2013-07-01 11:20 417 查看
http://blog.human-friendly.com/are-you-breaching-open-source-licenses-accidentally


Are you breaching Open Source Licenses accidentally?


MIT Licenses and Requirements in Mobile Apps

I am not a lawyer, this is not legal advice I only read the plain text of licenses and try to comply.


TL;DR

Much open source licensed software even permissive licenses like the MIT license and the Apache license require a copyright notice to be distributed with derivative works (although the Apache licences definition
of derivative doesn't include where linked by name).  In the case of mobile apps you should at least be including the license text in the bundle and to comply with the spirit of the license I think that you should be exposing it to the end user through the
interface.
If your app uses PLCrashreporter, Crashlytics, HockeyApp or uses any open source licenses and you haven't carefully thought about presenting those licenses to the user you should read the long version.


Background

I developed the Fast Lists app for the iPhone and iPad.  It is a fairly simple app focussed
on use for check lists, shopping, packing, emergency services divers checklists or really anything that you can think of.
Until version 1.60 is released I was using Parse for anonymous logging (including a self implemented crash reporting system) and for managing promotional in-app upgrade codes.  However when Facebook bought Parse
I felt that I needed to move away from their services [I may post separately].  I can live without the anonymous logging and promocodes temporarily but I didn't want to be without crash logging as Apple only seems to provide reports when crashes reach a certain
frequency that Fast Lists was not reaching
I looked at a number of hosted and self hosted solutions including:
Crashlytics
Flurry
HockeyApp
Quincy Kit.net
PLCrashReporter (and writing my own server)

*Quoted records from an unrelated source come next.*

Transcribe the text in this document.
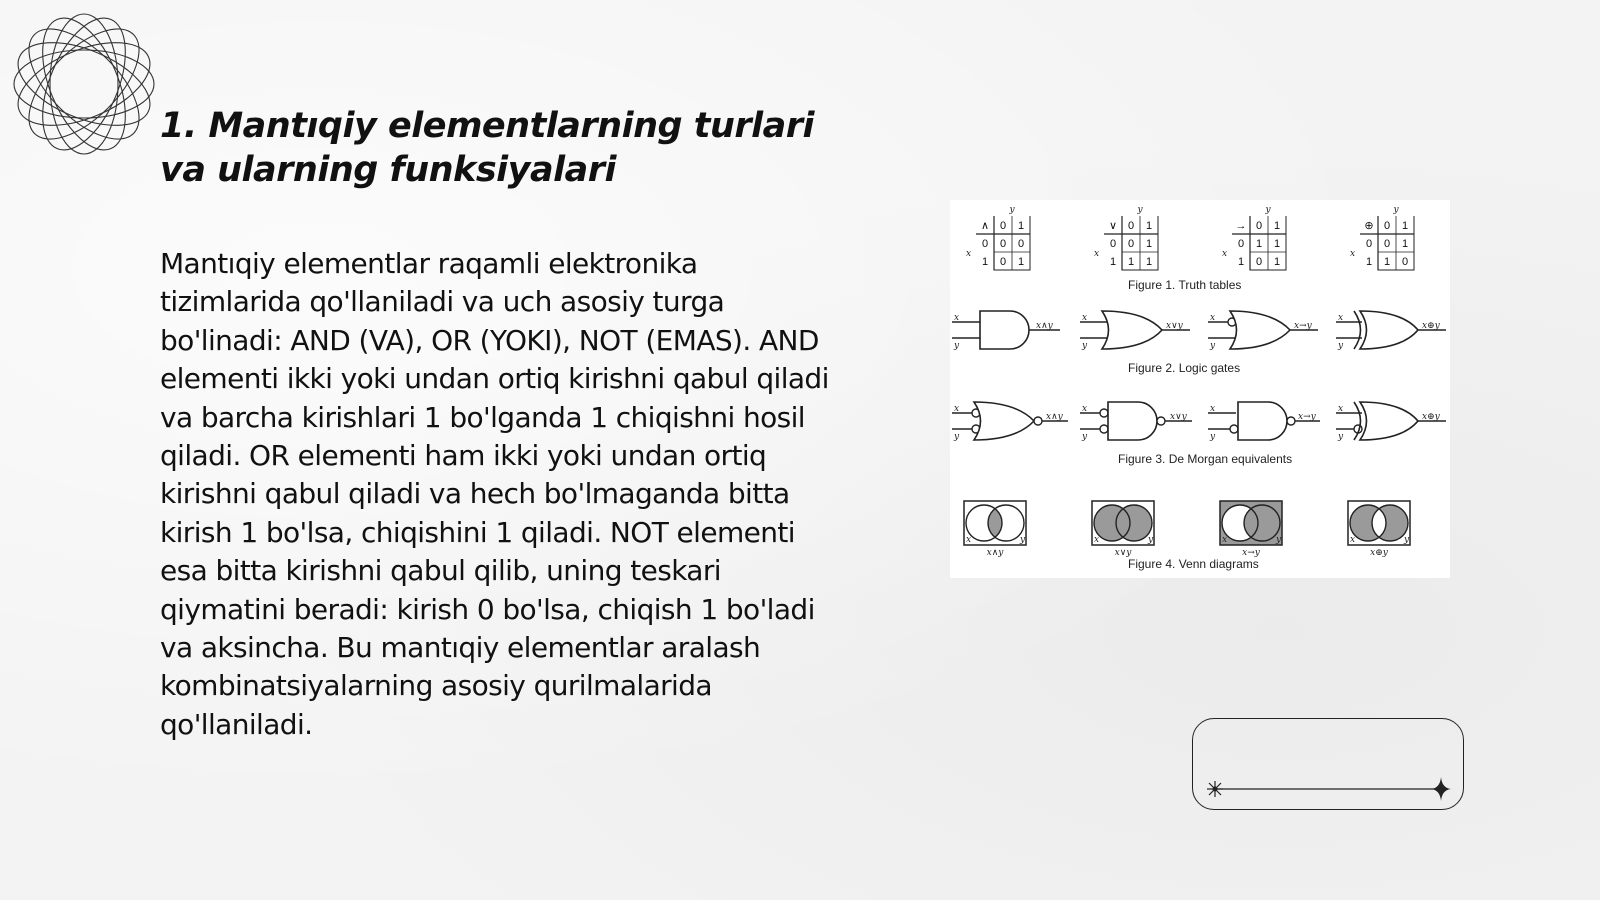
1. Mantıqiy elementlarning turlari va ularning funksiyalari

Mantıqiy elementlar raqamli elektronika tizimlarida qo'llaniladi va uch asosiy turga bo'linadi: AND (VA), OR (YOKI), NOT (EMAS). AND elementi ikki yoki undan ortiq kirishni qabul qiladi va barcha kirishlari 1 bo'lganda 1 chiqishni hosil qiladi. OR elementi ham ikki yoki undan ortiq kirishni qabul qiladi va hech bo'lmaganda bitta kirish 1 bo'lsa, chiqishini 1 qiladi. NOT elementi esa bitta kirishni qabul qilib, uning teskari qiymatini beradi: kirish 0 bo'lsa, chiqish 1 bo'ladi va aksincha. Bu mantıqiy elementlar aralash kombinatsiyalarning asosiy qurilmalarida qo'llaniladi.

y
x
∧ 0 1
0 0 0
1 0 1
y
x
∨ 0 1
0 0 1
1 1 1
y
x
→ 0 1
0 1 1
1 0 1
y
x
⊕ 0 1
0 0 1
1 1 0
Figure 1. Truth tables
x
y
x
y
x
y
x
y
x∧y	x∨y	x→y	x⊕y
Figure 2. Logic gates
x
y
x
y
x
y
x
y
x∧y	x∨y	x→y	x⊕y
Figure 3. De Morgan equivalents
x	y	x	y	x	y	x	y
x∧y	x∨y	x→y	x⊕y
Figure 4. Venn diagrams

JIRA and JIRA Mobile Connect Plugin
In the end I picked JIRA largely for reasons unrelated to to this post.


The Problem

Most (all?) of these are based on PLCrashReporter and potentially other Open Source software and as far as I know they all comply with the license.  However none of these take explicit steps to bring to your attention
your obligations as a downstream user.  At the VERY least you need to be including a copy of the Licence and copyright notice within your app bundle and I think to comply with the intent of the licenses you should be exposing them to the user
in some way as while I know that you can ask iTunes to show the .ipa in finder and then you can unzip and explore it I don't think many users would do that.


MIT License

The MIT License PLCrashReporter mostly
uses says:

Copyright (c) <year> <copyright holders>
Permission is hereby granted ...[lots of good stuff do what you want]...
The above copyright notice and this permission notice shall be included in all copies or substantial portions of the Software.
[Legalese to say no warranty]

So if a substantial portion e.g. (the PLCrashReporter library) is included in your app so must the permission and copyright notice.  For this as I read it including in the bundle with no user accessibility may
be legal.


The Apache License

The PLCrashReporter uses the protobuf-c library which is licensed under the Apache License
version 2.0.  This is longer and more detailed and makes clear than simply linking does constitute the creation of a derivative work.  However by including the library in your application you not only link to it but distribute the library.  Clause 4 of
the license is about Redistribution and part 4 says:

If the Work includes a "NOTICE" text file as part of its distribution, then any Derivative Works that You distribute must include a readable copy of the attribution notices contained within such NOTICE
file,
 excluding those notices that do not pertain to any part of the Derivative Works, in at least one of the following placeswithin a NOTICE text file distributed as part of the Derivative Works; within the Source form
or documentation, if provided along with the Derivative Works; or, within a display generated by the Derivative Works, if and wherever such third-party notices normally appear
. The contents of the NOTICE file are for informational purposes only and
do not modify the License. You may add Your own attribution notices within Derivative Works that You distribute, alongside or as an addendum to the NOTICE text from the Work, provided that such additional attribution notices cannot be construed as modifying
the License.

Now it may be possible to get around this in a couple of ways, firstly possibly intentionally neither the PLCrashReporter or the protobuf-c one seem to have a NOTICE file so this section may not apply although
the material in the PLCrashReporter LICENSE file is similar to that which I would expect in a NOTICE file.  Secondly even if NOTICE file existed you might just be able to place it within the app bundle under the "within a NOTICE text file distributed as part
of the Derivative Works" option only if you did not otherwise have third party licenses appearing within the display generated by the app.
However even if you use the lack of the NOTICE file part 1 of the same clause says:

You must give any other recipients of the Work or Derivative Works a copy of this License; and

So you must at least include the copy of the LICENSE file inside your bundle and not giving them the opportunity to access it would to me seem to break the spirit of the license if not quite its precise language.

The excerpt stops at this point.